We flew to Helsinki, where I had a few nervous hours finding out if I could continue my journey as I had no onward ticket (because I had no idea of the situation in either Sweden or Denmark, where I would be flying too, as there were no direct flights to Oslo. But my misses (:wub:) managed to book two flight for me back to Oslo, so all was well.

She collected me at the airport and drove through a deserted landscape and home. I'm now in a two-week quarantine, and will return straight to work, assuming I'm free of the virus. I was/am VERY lucky and grateful to get back home. My British friends are not so lucky: they 'may' have a flight on Tuesday, or maybe not: the government being extremely lackadaisical to the situation.

And just to mention the local population. Dozens of friends, many of whom I've known for 10 years, have very uncertain futures, if, of course, they survived their journeys home. ALL trains and buses travelling interstate were cancelled, leaving millions of migrant workers throughout India, no other option than to WALK home. :eek: In some cases that could be a thousand-plus kilometres. If they stayed where they were, they would probably have been lynched by frightened indigenous (to that state) people or police thinking that the Coronavirus is best cured by beating young and old, male and female, sick, weak and vulnerable with their thick bamboo stick truncheons.
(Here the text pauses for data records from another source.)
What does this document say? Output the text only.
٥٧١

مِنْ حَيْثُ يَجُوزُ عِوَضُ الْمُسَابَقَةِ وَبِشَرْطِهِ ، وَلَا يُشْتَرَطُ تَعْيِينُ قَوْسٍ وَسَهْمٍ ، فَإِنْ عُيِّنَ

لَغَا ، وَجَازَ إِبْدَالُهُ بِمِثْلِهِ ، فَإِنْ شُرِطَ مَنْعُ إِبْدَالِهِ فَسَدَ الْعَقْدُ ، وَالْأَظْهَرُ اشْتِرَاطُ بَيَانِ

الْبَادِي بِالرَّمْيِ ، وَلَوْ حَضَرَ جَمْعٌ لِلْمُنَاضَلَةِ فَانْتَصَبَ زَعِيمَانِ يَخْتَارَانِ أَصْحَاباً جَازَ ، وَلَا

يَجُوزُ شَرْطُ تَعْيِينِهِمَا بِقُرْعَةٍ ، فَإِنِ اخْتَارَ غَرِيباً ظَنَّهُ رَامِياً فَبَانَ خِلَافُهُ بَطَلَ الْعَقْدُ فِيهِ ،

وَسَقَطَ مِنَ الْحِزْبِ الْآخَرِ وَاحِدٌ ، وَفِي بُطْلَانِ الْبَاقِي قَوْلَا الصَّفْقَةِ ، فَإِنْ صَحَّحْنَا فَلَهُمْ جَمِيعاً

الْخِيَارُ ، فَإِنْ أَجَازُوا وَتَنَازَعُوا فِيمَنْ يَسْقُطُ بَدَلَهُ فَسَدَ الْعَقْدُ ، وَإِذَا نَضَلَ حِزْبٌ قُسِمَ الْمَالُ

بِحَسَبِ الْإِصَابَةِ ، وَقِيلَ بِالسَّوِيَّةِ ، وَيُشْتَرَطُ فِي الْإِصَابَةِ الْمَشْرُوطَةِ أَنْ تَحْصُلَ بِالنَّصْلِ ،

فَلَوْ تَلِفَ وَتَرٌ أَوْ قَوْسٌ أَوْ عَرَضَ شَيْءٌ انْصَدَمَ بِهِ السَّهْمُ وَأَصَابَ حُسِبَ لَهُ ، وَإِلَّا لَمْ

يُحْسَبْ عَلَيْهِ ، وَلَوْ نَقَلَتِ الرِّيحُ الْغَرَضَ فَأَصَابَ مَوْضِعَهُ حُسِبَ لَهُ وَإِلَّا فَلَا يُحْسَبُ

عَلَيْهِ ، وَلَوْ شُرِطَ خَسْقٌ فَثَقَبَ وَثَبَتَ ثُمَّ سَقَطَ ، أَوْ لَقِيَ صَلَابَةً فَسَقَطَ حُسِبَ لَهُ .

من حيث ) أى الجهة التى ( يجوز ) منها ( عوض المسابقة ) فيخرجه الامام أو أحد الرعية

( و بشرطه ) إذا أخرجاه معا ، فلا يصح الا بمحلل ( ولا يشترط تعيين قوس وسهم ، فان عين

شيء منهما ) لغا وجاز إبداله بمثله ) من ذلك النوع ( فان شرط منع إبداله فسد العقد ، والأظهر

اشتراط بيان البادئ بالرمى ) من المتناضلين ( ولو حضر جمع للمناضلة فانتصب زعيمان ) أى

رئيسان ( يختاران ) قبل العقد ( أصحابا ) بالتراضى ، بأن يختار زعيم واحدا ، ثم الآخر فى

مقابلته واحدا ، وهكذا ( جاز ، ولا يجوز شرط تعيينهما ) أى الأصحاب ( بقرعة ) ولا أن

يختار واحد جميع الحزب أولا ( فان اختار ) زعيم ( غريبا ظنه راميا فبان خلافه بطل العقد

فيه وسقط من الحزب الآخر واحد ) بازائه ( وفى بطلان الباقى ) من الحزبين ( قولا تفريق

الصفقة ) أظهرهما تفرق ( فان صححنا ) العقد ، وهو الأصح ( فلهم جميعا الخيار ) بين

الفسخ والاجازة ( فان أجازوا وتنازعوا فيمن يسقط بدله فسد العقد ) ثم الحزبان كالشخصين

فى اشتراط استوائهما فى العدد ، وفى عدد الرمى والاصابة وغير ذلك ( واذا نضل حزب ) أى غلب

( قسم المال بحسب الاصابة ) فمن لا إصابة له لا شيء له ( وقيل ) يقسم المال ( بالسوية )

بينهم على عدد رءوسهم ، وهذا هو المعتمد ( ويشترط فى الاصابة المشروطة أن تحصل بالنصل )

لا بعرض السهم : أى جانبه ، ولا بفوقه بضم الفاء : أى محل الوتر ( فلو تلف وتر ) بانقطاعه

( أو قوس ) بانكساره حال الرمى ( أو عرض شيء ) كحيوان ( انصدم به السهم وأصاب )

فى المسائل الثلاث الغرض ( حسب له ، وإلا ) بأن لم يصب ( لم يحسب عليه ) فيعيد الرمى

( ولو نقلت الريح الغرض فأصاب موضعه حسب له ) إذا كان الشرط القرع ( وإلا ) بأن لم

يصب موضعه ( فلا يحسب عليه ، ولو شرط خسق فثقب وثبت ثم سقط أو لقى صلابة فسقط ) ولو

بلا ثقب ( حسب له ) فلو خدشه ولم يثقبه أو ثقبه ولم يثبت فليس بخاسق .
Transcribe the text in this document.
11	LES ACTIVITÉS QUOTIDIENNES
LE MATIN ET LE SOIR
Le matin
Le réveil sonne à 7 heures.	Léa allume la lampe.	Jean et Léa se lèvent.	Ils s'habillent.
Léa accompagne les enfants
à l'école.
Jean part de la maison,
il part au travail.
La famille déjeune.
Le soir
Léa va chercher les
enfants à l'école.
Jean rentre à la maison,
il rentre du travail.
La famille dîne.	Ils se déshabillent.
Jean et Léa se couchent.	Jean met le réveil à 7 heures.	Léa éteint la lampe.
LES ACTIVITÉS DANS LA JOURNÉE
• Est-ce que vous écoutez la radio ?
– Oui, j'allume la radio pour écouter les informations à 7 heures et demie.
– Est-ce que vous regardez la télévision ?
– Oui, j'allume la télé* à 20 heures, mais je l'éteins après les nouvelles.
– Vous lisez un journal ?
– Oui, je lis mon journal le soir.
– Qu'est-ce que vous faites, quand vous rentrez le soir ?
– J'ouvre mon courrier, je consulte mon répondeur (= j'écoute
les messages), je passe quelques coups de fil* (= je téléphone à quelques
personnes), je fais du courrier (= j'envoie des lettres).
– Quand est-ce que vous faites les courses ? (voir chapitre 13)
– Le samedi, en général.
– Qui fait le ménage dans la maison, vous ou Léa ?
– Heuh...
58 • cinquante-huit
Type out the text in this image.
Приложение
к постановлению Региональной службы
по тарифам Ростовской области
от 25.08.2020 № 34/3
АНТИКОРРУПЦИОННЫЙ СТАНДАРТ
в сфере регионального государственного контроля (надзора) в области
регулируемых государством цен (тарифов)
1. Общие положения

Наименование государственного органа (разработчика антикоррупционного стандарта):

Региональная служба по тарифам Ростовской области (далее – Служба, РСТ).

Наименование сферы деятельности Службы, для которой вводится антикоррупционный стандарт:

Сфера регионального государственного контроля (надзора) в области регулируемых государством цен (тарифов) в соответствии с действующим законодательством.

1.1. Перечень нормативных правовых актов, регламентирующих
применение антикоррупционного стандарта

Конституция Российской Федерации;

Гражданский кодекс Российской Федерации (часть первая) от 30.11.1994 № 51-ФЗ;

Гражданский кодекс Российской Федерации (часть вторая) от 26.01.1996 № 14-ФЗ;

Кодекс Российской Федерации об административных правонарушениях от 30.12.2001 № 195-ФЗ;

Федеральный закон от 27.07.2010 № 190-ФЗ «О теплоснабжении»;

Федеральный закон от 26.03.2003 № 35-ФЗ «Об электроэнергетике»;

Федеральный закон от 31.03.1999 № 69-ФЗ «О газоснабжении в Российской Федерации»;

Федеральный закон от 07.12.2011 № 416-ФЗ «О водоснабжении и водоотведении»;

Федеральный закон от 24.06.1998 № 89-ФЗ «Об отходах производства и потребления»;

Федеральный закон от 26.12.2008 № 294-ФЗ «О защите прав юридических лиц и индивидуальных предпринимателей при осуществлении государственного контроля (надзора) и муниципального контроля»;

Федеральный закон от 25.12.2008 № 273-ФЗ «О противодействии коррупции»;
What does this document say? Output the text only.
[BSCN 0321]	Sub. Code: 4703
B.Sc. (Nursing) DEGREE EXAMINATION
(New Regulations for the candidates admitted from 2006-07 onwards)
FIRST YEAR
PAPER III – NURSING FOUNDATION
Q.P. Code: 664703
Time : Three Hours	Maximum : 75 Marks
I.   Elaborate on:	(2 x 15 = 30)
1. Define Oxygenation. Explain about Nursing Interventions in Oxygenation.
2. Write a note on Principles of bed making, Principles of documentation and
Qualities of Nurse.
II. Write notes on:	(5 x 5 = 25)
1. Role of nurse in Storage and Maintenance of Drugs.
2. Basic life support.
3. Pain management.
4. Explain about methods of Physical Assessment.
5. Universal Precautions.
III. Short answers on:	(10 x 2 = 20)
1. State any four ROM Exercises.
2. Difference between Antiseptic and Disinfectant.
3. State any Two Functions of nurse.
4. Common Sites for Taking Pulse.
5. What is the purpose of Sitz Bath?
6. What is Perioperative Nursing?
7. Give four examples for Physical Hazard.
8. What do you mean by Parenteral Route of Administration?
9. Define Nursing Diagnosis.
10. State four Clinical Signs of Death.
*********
Of course, the entire planet is massively affected by this virus, but before almost anything else, health and safety HAS to be the absolute priority of ALL goverments in looking after ALL their citizens.

Once this is over and it's safe to travel (although I don't think it'll be anytime soon) I will be returning to Goa to help support my friends in any way possible, whilst still having something resembling a 'holiday'!

🙏🙏🙏
Not much change then from our usual Foreign Office performance. You didn't go to Cambridge probably.
 

JohnHughes307

Über Member
Location
Potters Bar
I used to have an agent in Nigeria who was the Senior CLO or Consular Liaison Officer for Ikeja, which is the area of the city near the airport. He had a computer printout containing the names of all the British passport holders in his area, the idea being that if everything went wrong he would contact them and arrange to get them out. I don't know if British Embassies and HCs still operate the system but it always...
Yeah - the Jakarta embassy had names, addresses and telephone numbers of all the British residents but when I asked whether they were organising a cascade style of sharing information (this was a week or so before the revolution, when anyone close to the streets knew something was going to go bang in a big way) they went into full "oh, there is no need for that sort of thing, I'm sure nothing is going to happen" mode. Privileged tw*ts of the first order.